If the stars align and they get all these abilities what do the Greyknights have that can crack that? If you throw in Tau it gets worse as they would have Hit and Run, Stealth and Shrouding among other things. The above units costs less than 600 points, you can bring it down below 500 if you replace Eldrad with a regular Farseer (hes not needed but he is cool). 

If you were to throw in DE allies you can get a number of re-rollable 2+ invul saves along with many AP 2 attacks that cause ID. Not to mention Offensive and Defensive grenades.

While you cannot spam such a unit it can walk across the table and beeline for a good objective messing up anything it comes into contact with be it Draigo, a Dreadknight, or Purifiers. 

So against most Grey Knight shooting @ Str 5, you will need 5's to wound and then they get a 2+ save that re-rolls. Rending with a Psycannon? 4+ save with re-rolls. Its a tough nut to crack, and while they are mediocre in CC (only Str 5) without some allies they are also a gigantic tarpit able to hold up even a dedicated large Paladin CC unit.

EDit: Creon also has a excellent point about the AP 2 flamers. While you can give the whole unit Flamer sit gets expensive in a hurry.


----------



## coke123 (Sep 4, 2010)

Ragewind said:


> While a psycannon can rend a wraithknight, give him a 4+ invul and possibly fortune and he won't be going anywhere. The suncannon will eat most any Marine on the table and has enough blast shots (3) to wipe most squads. Yes the blasts are twin linked because of the Scatter Laser. Of course if you somehow catch the Wraithtknight then yes a Force weapon will ruin its day.


Yeah, I have to agree that Force Weapons are the best way to trump Wraithknights, especially Dreadknights. Even on our infantry, "lol I roll 6" is still pretty good; it's how we beat Nids, and I don't see why it can't work here.



Ragewind said:


> Wraithguard also have a similar utility, if you can give them a reliable cover save, say with Shrouding and Stealth. Combine with Fortune or Protect and all your shots will bounce off them every turn. A 2+ cover save with re-rolls will get them across the table in a hurry.


Again, you need to beat them in CC. This makes D-Scythes potentially quite problematic though.



Ragewind said:


> Really though one of the things you have to watch for would be a Seer Council on bikes. Even without a Farseer that 2+ armor save they can get combined with a 4+ invul will allow them to tear through anything the grey knights have. If they have a Autarch with a Banshee mask then even Halberd knights will be going last as they eat through your models.


Seer Councils could be a problem, although I think Dreadknights again kinda trump them here, even with fortune. That said, not every GK list brings Dreadknights, but if these units become a real concern within the meta then I can easily see their use rise even further than it already did after 6E dropped.

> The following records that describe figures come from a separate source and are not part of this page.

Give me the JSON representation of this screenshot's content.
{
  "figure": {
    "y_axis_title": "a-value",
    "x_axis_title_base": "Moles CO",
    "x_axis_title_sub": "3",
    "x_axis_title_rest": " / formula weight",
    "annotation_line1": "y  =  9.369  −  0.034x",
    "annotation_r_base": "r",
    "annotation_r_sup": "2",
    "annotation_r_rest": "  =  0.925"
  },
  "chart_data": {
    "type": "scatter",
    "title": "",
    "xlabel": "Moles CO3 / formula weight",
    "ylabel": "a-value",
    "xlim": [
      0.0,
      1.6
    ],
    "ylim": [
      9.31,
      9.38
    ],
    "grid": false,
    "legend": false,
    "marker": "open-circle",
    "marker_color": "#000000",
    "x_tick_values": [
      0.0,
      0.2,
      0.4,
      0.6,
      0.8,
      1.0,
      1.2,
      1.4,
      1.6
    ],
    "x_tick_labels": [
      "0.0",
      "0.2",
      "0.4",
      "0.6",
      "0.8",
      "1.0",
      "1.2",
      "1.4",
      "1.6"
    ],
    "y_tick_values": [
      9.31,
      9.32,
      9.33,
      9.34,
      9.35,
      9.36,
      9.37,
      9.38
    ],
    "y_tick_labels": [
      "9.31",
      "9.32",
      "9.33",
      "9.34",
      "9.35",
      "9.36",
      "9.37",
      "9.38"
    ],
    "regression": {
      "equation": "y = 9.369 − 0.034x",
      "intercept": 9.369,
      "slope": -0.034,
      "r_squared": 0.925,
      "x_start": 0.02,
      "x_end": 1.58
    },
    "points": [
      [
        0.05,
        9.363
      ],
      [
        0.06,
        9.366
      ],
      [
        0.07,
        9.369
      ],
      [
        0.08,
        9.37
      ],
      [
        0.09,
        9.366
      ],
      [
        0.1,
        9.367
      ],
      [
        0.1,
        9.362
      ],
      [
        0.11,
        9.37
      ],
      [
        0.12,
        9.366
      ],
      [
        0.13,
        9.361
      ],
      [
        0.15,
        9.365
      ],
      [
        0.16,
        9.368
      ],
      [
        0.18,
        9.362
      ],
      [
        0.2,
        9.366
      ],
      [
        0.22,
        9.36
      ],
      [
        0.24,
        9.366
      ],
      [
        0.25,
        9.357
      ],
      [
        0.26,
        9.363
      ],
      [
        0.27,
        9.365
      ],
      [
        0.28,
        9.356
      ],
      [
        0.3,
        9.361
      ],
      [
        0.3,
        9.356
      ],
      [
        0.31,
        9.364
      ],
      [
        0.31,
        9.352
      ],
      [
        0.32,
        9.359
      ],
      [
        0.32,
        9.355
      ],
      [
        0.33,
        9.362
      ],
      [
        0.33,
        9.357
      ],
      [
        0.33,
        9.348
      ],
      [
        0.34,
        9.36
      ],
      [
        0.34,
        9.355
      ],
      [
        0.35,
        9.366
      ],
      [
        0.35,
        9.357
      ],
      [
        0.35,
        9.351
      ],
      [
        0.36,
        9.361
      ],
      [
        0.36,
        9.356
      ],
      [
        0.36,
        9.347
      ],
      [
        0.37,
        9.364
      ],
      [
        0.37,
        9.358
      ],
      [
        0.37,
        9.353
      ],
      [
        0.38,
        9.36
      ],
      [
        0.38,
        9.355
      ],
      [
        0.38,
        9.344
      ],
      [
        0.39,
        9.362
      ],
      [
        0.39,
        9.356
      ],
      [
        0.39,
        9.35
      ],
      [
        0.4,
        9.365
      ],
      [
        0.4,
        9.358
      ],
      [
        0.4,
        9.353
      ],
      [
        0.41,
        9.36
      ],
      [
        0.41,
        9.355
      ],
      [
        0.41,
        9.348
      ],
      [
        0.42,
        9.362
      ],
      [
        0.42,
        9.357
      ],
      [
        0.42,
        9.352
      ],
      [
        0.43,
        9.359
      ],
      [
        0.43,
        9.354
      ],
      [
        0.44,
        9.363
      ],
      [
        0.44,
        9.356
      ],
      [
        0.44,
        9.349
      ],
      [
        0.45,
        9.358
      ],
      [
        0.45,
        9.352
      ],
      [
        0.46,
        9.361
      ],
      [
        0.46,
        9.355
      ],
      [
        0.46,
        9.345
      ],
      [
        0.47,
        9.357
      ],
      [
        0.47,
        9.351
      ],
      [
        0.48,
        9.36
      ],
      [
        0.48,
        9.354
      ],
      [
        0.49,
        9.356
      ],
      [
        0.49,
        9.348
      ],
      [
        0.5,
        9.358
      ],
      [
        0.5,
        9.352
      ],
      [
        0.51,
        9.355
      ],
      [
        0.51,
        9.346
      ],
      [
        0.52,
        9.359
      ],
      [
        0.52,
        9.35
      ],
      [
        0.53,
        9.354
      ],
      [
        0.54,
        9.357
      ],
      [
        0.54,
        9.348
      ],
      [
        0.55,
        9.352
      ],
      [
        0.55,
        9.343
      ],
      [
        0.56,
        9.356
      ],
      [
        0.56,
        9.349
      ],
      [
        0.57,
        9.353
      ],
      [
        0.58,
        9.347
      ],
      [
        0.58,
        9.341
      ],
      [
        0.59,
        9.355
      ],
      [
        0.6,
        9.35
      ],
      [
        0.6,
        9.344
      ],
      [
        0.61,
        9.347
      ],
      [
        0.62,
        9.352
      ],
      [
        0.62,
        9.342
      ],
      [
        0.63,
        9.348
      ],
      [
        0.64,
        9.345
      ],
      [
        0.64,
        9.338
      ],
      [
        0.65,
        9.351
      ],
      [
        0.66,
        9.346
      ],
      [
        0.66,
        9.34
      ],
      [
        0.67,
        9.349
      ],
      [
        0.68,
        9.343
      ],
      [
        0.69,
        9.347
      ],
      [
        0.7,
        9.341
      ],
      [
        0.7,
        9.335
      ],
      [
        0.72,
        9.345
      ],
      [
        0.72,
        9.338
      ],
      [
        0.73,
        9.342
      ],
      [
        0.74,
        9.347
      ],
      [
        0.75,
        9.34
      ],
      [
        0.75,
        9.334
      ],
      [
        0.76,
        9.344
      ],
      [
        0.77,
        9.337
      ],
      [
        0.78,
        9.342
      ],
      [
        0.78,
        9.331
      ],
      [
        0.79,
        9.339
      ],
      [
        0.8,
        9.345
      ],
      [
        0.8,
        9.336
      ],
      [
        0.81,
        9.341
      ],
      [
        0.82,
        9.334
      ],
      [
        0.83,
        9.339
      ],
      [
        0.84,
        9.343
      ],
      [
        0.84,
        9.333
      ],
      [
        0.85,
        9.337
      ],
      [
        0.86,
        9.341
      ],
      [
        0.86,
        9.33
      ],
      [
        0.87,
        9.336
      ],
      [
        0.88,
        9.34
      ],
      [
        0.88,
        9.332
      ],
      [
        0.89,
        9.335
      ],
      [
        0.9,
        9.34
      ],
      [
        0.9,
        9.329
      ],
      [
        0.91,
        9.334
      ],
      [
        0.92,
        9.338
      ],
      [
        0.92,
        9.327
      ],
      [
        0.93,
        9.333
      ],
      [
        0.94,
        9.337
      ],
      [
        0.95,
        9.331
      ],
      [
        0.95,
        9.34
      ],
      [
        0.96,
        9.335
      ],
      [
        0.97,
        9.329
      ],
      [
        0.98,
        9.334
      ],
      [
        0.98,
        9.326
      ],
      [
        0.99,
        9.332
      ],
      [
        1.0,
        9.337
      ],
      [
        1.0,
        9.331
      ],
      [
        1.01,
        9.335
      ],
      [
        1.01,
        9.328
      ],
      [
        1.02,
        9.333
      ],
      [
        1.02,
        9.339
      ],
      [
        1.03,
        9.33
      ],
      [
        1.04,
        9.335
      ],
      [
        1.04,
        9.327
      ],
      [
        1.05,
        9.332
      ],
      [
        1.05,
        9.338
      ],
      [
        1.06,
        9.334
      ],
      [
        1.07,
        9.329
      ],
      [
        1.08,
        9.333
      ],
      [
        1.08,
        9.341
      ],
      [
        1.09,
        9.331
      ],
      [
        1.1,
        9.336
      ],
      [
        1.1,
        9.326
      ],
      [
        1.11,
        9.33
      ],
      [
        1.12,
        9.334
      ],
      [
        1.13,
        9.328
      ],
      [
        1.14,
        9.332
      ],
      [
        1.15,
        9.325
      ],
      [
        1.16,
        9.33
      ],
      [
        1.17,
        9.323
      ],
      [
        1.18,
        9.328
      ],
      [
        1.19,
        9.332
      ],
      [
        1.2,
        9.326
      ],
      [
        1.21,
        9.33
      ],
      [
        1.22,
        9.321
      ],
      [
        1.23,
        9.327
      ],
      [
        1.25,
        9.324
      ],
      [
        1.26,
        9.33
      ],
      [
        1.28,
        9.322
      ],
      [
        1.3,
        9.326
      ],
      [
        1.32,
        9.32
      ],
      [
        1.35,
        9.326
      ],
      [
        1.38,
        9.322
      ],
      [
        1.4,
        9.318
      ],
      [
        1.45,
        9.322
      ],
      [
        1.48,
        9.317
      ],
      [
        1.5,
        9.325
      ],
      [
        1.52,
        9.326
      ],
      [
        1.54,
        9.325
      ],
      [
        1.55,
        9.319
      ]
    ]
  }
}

Solitaires only kill a couple of MEQ on the charge anyways, and then he's only got T4 4++ to protect him against Force Weapons- he's only going to kill a squad that's already dead anyways. Not as scary as the Seer Council, at any rate.



Ragewind said:


> Mindstrike?? Missiles will handle the Warlocks really fast though, although I think the Grey knights only get that on a Stormraven.


This is correct, although I'm going to point out one thing-

Mindstrike absolutely sucks against Farseers. Warp Charge is generated every turn, and considering that the Farseer only casts stuff on his own turn, he is literally impervious to Psy-Shock due to his Ghosthelm- He just expends a Warp Charge that he would never have used in the first place.



Ragewind said:


> Its all very subjective though and hard to say. I play against Grey Knights often and my best asset are my D-Cannons and Dark Reapers as they typically remove 1 squad a turn, every turn. Although not everyone play with those.


The best way to beat GK is to dance at 30.1" away and shoot them whilst they lament their 24" guns. For Eldar, this means that stuff like Wave Serpents, Fire Prisms, Vypers, War Walkers, hell, anything that brings a Scatter Laser is key to beating GK. Dark Reapers are OK here, but are daaaaamn expensive. Tau or DE allies help as well.



Ragewind said:


> Here is a thought exercise for you, since your posts are concerning the wraith units lets take a squad of Wraithguard, 10 of them in fact. Throw in Eldrad, mix in a Spirit Seer. Now without Tau or DE allies this unit can get..
> 
> Majority T6
> 4+ invul on every model
> ...


You ignore that unit because it's slow, expensive, short ranged, and can only take one objective. You kill the rest of the army.

Is it armed with wraithcannons or D-Scythes? If the former you can actually kill it pretty handily in assault as well.

You're also highly dependent on the powers you get, so you really need the stars to align in order to get those combos. Why offer up a combo as difficult to kill when it's ludicrously difficult to pull off?

EDIT:

What I think is funnier is 10 Wraithblades+Karandras+Spiritseer.

They infiltrate with Karandras. Karandras gives them Stealth. Spiritseer gives them Shrouded, and one other Warlock power- +1S, +1WS/+1I, +1 to armour saves, dropping enemy leadership, etc.

You're then giving your opponent 1 turn to either kill or mitigate your unit, and then you charge. Karandras can tank with 2+ armour if need be. You need a lot of plasma to deal with that lol.

This obviously isn't a top level competitive idea, but if you want an Eldar deathstar, then I think this one is pretty good, mostly due to consistency (it doesn't require more than one psychic power to operate).


----------